Leo en lo medios de comunicación que el aeropuerto de Kabul es en estos momentos un enjambre de personas que quieren huir del desastre, siendo quizás, el único lugar seguro del país ya que está protegido por la comunidad internacional. España ha desplazado dos aviones para repatriar a todo el personal de la embajada y a los españoles residentes en el país que quieran abandonar Afganistán.
En este inconmensurable desastre de guerra y sangre, de miedo, incertidumbre y desasosiego, me pregunto por la seguridad y los derechos de las mujeres sometidas nuevamente al régimen Talibán. La Organización de derechos Human Rights Watch ha recogido en sus redes sociales informaciones contrastadas que demuestran que en los lugares que conquistan, las mujeres son sometidas al régimen de terror de los talibanes. «El país va a retroceder 200 años», según Mahboba Saraj, directora de la Red de Mujeres Afganas. Es conocido por todos que los talibanes ya impusieron entre 1996 y 2001 una interpretación radical del islam, obligando a las niñas a dejar la escuela a los diez años y condenando a las mujeres a cubrirse con el burka.

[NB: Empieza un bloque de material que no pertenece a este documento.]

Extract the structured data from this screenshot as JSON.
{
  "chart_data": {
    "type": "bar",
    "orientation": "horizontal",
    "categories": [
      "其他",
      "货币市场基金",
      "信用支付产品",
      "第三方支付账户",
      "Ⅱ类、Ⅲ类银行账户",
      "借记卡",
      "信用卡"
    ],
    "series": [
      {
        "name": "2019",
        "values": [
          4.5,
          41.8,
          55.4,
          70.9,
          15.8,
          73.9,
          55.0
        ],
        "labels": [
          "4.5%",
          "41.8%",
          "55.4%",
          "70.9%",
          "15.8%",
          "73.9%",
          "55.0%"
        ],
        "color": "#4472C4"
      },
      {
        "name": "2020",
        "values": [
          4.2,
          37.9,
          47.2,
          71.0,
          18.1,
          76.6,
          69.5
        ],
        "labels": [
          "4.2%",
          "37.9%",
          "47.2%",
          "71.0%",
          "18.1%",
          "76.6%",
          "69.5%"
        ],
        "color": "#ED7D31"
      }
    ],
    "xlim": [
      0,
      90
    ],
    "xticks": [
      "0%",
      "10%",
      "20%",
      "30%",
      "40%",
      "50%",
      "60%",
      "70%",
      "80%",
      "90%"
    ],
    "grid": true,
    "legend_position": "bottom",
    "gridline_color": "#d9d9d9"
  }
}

Yo sé lo que se siente bajo un burka. Años atrás en una charla sobre el fundamentalismo, las religiones y el peso de la radicalidad, tuve en mis manos un burka. El trozo de tela gruesa de color azul añil, en forma de saco, que cubre de arriba a bajo, desde la cabeza hasta los tobillos a quien se lo enfunda, es la forma más rápida de hacer desaparecer a alguien. Una vez metida dentro del burka, la envoltura de tela gruesa y muy pesada, la oscuridad se hace total, solamente aliviada por una mirilla en forma de rejilla a la altura de los ojos. Esta pequeña abertura a la vida solo permite la visión, un metro por delante y a la altura del suelo.

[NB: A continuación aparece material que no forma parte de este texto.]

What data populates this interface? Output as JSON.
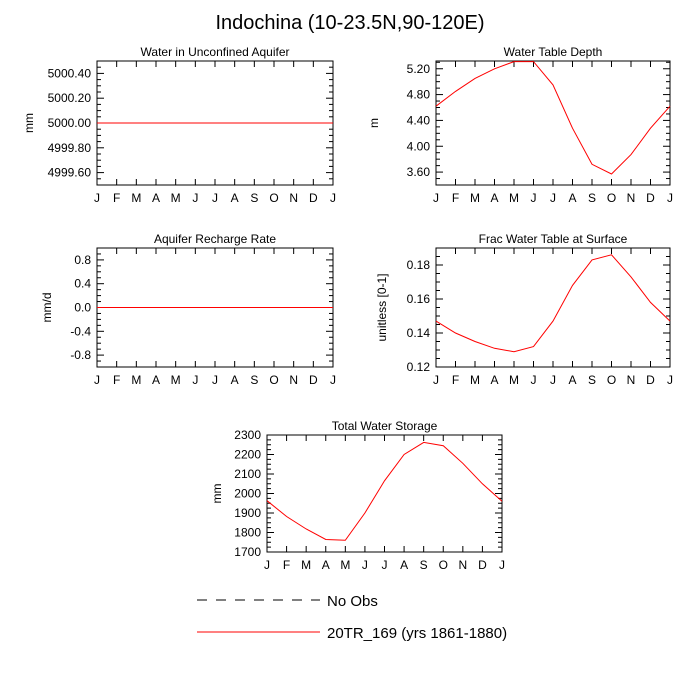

Todo el paisaje desaparece tras el burka, toda la vida se reduce a los pasos del guía que te pueda acompañar justo por delante, a un lado y al otro la visión no existe. No ves a nadie, nadie te ve, no eres mujer, ni persona, eres solamente un bulto de ropa, que te hace insegura al andar, indefensa ante lo desconocido y necesitada de ayuda. Sencillamente desapareces a los ojos de todos, te vuelves invisible, dejas de existir. Esto es a lo que los talibanes van a someter a las mujeres de Afganistán, mientras acabamos de disfrutar de nuestras vacaciones del mes de agosto.

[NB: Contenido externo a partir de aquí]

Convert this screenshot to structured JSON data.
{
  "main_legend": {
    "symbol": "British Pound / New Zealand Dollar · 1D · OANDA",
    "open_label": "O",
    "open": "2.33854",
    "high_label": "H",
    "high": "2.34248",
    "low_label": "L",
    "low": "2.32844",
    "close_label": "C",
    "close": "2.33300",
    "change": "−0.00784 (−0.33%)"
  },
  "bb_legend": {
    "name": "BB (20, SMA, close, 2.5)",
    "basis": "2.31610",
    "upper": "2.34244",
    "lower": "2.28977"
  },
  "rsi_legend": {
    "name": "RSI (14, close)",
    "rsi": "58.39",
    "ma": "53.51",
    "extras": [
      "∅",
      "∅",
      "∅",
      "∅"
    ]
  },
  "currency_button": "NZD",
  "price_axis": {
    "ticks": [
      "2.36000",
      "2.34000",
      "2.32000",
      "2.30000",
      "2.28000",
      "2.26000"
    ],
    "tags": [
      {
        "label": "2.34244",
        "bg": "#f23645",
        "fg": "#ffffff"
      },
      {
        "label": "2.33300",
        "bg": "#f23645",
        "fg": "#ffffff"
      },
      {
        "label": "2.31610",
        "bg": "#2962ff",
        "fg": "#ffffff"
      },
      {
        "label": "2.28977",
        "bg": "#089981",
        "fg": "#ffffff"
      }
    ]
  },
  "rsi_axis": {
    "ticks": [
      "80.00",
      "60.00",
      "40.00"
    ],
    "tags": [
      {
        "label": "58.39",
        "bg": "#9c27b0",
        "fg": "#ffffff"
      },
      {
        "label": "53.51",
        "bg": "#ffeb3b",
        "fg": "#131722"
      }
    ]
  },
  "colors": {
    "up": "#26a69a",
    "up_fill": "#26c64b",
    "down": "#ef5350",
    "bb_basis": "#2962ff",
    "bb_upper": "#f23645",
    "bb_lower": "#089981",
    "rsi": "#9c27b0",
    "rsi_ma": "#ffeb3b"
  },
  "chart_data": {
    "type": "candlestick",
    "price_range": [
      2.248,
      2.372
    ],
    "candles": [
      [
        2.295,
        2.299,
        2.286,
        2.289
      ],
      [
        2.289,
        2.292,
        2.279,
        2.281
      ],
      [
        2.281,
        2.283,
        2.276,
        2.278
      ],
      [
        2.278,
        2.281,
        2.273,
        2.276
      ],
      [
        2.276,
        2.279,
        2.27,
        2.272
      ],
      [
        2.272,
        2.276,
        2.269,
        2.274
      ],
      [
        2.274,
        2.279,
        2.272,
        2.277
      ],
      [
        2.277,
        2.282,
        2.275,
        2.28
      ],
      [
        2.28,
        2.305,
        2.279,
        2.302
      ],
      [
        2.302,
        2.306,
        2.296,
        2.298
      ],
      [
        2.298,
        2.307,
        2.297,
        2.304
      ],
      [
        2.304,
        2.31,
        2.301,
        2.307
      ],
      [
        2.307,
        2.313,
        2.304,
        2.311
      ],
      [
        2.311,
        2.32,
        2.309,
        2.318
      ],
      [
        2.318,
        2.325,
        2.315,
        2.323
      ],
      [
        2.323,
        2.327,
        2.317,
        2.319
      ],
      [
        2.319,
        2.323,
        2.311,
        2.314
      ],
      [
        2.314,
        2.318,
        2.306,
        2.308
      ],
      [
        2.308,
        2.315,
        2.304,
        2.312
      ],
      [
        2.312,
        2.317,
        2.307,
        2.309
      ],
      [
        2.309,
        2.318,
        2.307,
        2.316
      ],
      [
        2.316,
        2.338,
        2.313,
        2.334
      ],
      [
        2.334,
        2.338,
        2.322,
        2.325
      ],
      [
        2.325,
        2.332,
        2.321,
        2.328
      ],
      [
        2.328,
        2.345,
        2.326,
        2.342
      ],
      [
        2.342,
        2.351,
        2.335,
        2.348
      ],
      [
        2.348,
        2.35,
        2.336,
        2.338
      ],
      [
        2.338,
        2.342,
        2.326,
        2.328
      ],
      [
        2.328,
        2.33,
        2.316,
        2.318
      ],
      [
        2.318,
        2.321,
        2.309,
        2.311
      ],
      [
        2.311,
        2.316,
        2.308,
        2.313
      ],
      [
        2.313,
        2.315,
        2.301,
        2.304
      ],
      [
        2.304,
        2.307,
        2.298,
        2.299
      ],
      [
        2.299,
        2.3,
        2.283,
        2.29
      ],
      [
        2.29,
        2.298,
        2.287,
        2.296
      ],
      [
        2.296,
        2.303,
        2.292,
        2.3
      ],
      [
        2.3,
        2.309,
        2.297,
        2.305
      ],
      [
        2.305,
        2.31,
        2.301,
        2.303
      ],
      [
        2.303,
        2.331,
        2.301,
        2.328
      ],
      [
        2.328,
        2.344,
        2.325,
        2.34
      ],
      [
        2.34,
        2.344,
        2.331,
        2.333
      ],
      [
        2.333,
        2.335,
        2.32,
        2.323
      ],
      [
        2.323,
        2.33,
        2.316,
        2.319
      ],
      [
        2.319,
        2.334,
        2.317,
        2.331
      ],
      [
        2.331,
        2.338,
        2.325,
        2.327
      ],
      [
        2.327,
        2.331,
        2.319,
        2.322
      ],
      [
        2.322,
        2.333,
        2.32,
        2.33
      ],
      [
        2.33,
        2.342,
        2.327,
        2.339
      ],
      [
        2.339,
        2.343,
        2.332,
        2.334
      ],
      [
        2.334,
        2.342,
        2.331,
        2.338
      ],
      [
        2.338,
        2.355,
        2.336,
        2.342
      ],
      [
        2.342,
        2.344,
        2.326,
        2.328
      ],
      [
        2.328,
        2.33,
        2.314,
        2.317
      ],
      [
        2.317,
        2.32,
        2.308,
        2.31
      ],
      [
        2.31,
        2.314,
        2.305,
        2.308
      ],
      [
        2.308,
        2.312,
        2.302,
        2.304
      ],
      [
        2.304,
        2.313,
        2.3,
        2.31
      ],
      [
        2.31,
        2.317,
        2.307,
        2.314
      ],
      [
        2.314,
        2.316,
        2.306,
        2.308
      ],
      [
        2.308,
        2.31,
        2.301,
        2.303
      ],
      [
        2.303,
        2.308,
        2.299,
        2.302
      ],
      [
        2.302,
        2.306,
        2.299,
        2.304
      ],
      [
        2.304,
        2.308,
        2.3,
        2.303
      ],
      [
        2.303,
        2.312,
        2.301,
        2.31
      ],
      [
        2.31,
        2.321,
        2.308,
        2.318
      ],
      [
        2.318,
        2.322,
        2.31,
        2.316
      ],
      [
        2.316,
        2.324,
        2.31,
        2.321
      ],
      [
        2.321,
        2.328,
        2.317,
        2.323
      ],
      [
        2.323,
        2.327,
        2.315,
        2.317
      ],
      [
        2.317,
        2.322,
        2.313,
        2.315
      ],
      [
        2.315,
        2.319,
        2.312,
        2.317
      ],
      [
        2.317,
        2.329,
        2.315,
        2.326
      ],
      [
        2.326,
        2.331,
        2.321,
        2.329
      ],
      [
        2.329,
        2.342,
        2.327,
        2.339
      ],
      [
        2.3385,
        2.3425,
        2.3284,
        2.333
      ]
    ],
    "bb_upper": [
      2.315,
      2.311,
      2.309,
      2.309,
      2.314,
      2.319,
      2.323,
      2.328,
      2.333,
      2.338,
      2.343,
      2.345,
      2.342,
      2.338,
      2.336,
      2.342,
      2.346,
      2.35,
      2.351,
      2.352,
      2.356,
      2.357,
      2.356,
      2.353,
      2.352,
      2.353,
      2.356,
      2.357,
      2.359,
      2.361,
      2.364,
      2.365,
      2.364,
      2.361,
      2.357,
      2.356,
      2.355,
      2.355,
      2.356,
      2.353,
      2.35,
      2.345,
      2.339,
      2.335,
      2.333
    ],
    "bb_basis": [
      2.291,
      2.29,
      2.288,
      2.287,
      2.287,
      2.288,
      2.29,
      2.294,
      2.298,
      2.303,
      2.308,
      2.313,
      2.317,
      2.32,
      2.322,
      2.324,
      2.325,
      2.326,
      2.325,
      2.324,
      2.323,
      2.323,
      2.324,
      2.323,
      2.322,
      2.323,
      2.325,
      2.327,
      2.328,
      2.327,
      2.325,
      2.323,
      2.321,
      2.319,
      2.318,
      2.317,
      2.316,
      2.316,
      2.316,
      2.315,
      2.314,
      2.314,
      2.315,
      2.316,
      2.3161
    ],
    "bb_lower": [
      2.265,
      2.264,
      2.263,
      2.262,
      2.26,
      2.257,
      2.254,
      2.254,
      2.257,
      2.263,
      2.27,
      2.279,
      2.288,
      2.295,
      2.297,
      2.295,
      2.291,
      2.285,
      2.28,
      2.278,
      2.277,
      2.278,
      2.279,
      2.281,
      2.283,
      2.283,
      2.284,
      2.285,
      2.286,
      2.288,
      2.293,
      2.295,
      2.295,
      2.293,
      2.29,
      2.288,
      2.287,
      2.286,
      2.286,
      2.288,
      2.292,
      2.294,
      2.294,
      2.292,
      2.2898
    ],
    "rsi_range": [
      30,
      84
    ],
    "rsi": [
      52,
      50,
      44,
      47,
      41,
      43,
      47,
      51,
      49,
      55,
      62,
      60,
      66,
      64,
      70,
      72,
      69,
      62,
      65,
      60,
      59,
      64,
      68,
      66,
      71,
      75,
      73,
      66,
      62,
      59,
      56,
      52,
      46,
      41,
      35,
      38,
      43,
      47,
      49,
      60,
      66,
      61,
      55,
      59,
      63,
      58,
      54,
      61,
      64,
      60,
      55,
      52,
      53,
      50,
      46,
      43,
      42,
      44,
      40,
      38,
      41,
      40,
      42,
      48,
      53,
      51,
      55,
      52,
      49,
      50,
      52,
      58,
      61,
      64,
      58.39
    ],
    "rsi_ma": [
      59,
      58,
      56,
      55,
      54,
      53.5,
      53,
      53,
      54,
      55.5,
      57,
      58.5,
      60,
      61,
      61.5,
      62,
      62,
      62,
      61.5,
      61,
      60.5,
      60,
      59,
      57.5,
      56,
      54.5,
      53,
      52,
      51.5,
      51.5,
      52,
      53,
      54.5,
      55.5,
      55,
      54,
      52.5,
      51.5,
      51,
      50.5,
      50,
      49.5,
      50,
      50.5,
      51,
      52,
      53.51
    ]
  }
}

A solamente doce horas en avión desde España, se está extendiendo de nuevo el terror talibán, las mujeres regresarán a una Edad Media sin ningún derecho, las niñas no volverán a la escuela y los derechos fundamentales del sexo femenino dejarán de existir una vez más. ¿De qué nos sirve a las luchadoras por los derechos de la mujer reivindicar la igualdad de trato, de derechos y de respeto si la comunidad mundial no actúa ante la barbarie?
Desde la I Conferencia Mundial, realizada en México en 1975, hasta la IV Conferencia Mundial de la Mujer celebrada en Pekín en 1995, la Plataforma de Acción de Beijing, pasando por los encuentros por la Paz de Nueva York y los ministerios de igualdad, nos llenamos la boca de reivindicaciones y de redactados a favor de la Mujer y de la niña, incluso la agenda 2030 intenta potenciar y proteger los derechos de la Mujer.
Pero hoy, en este caluroso mes de agosto, no hay imágenes de mujeres libres en el aeropuerto de Kabul, ejerciendo su voluntad de abandonar el país que han tomado los talibanes. Hoy solo está el miedo de unas mujeres por tener que vivir bajo la opresión Talibán y la desilusión de otras que vemos cómo la comunidad internacional abandona a su suerte una vez más a la Mujer.
El pánico que sentí antaño bajo el burka, que me ahogaba, me hacía sumamente vulnerable, me desdibujaba mi condición femenina de mujer, me sometía a la voluntad del cuidado de otros y me hacía invisible para todos, quiero que hoy se convierta en un grito de libertad para las mujeres de Kabul. No podemos girarnos de espaldas a la realidad de Afganistán y que semejante barbarie tenga visos de permanencia. Afganistán vuelve a estar a merced de la milicia fundamentalista, las mujeres en máximo peligro y las feministas calladas.